California’s Department of Water Resources (DWR) announced that it is partnering with the State Water Resources Control Board to fast-track efforts to capture flood waters to recharge groundwater basins.
Water captured during extreme wet periods, such as the one California is now experiencing, will be stored in groundwater basins for use during dry periods.
Governor Gavin Newsom’s “California Water Supply Strategy, Adapting to a Hotter, Drier Future” calls on DWR and the State Water Board to work with local agencies to significantly expand the State’s ability to capture water from winter storms and adapt to more extreme weather patterns caused by climate change. DWR and the board are working together to expedite the regulatory steps necessary to store significant rainfall and excess water underground, while still ensuring protections for the environment and other water users as required in State law.
“The state is capturing more water supply by accelerating groundwater recharge permitting and projects that mitigate the impacts of prolonged drought and support long-term sustainable groundwater management,” says DWR Director Karla Nemeth. “Projects that capture available precipitation, stormwater, or floodwaters to recharge depleted groundwater basins need to be ready to capture high flows when they are available during each wet season, typically October through April in California.”
The state’s efforts reached a milestone January 6 when the State Water Board approved a six-month permit that will enable multiple landowners to divert excess flows from Mariposa creek near the City of Merced to recharge a key groundwater basin. The Merced Project permit, the first approved under a new pilot regulatory assistance program, is expected to pave the way for future projects to allow water from wet-weather storms to be captured and diverted. The permit will cover multiple diversions by multiple landowners in a coordinated fashion managed by a groundwater sustainability agency.

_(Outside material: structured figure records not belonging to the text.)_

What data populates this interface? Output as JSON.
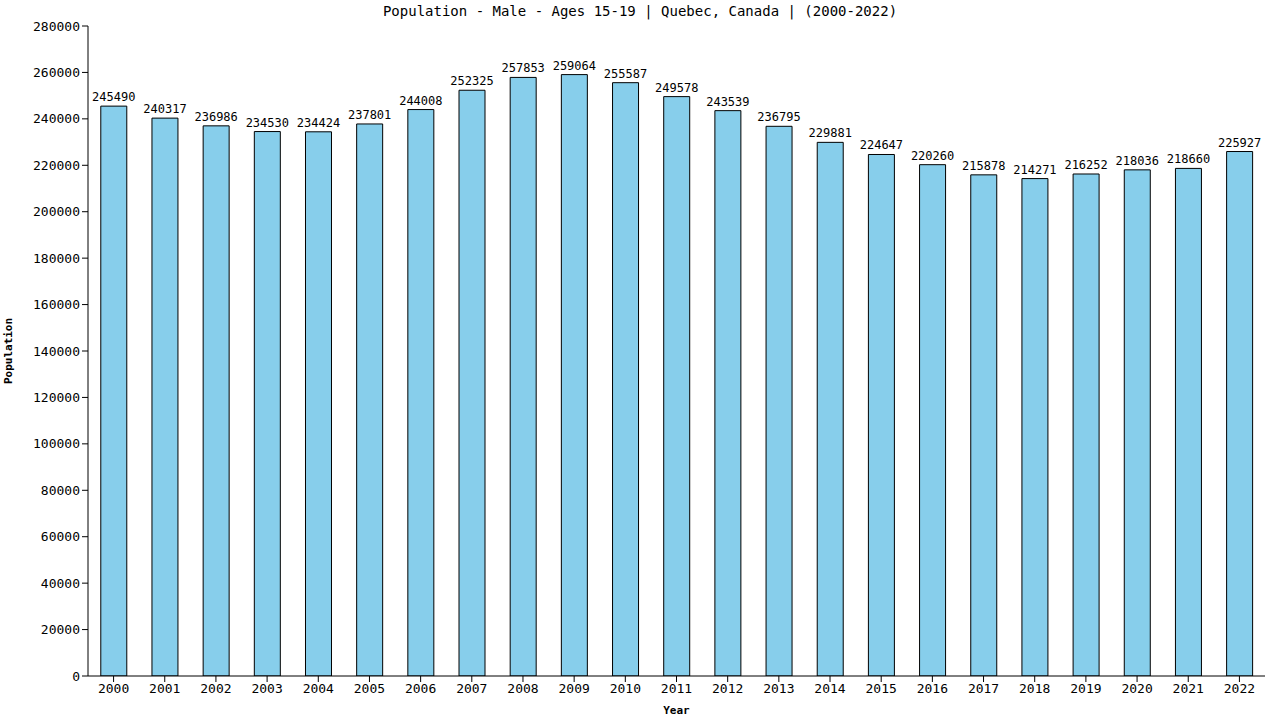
{
  "chart_data": {
    "type": "bar",
    "title": "Population - Male - Ages 15-19 | Quebec, Canada |  (2000-2022)",
    "x_label": "Year",
    "y_label": "Population",
    "categories": [
      "2000",
      "2001",
      "2002",
      "2003",
      "2004",
      "2005",
      "2006",
      "2007",
      "2008",
      "2009",
      "2010",
      "2011",
      "2012",
      "2013",
      "2014",
      "2015",
      "2016",
      "2017",
      "2018",
      "2019",
      "2020",
      "2021",
      "2022"
    ],
    "values": [
      245490,
      240317,
      236986,
      234530,
      234424,
      237801,
      244008,
      252325,
      257853,
      259064,
      255587,
      249578,
      243539,
      236795,
      229881,
      224647,
      220260,
      215878,
      214271,
      216252,
      218036,
      218660,
      225927
    ],
    "color": "#87ceeb",
    "ylim": [
      0,
      280000
    ],
    "yticks": [
      0,
      20000,
      40000,
      60000,
      80000,
      100000,
      120000,
      140000,
      160000,
      180000,
      200000,
      220000,
      240000,
      260000,
      280000
    ],
    "grid": false,
    "data_labels": true
  }
}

The pilot program began in August 2022 with an application from the Merced Irrigation District and the Merced Irrigation-Urban Groundwater Sustainability Agency to divert and store water from the Mariposa creek. The permit application authorizes diversion of up to 10,000 acre-feet of water from the creek during periods of high flows that would otherwise likely flow through the system. The Merced Subbasin is one of 21 basins in the state of California identified as Critically Overdrafted by DWR.
“The review process for these permits is complex and must consider impacts to the environment and existing water rights, including those dependent on specific Delta conditions and state and federal water project requirements,” says State Water Board Chair Joaquin Esquivel. “In acknowledgement of this complexity, we have streamlined the process so we issue them in a timely way and help local agencies succeed in capturing stormwater for recharge and bringing stressed groundwater basins into balance.”
Since 2016, the State Water Board has approved 20 temporary permits. Currently there are five applications pending, with two more projected to be approved next week. The remaining three are going through a public noticing process.
The Merced Project’s permit includes multiple points of diversion. Diversions will be directed to a number of agricultural fields to support groundwater recharge consistent with the Merced Subbasin Groundwater Sustainability Plan. Water diverted for recharge purposes will be applied to working agricultural lands only, and water stored will be accounted for in the upcoming growing season as the first irrigation water to be pumped from the aquifers.
As part of the Newsom’s Administration water supply strategy, the state is looking to expand groundwater recharge by at least 500,000 acre-feet in potential capacity. By expediting groundwater recharge projects, the State can help local agencies prepare now to take advantage of future heavy precipitation events. Early pilot project efforts, like the Merced Project, will demonstrate the feasibility of capturing available high flows for groundwater recharge while minimizing flood risks, and provide insight to support further streamlining of this process.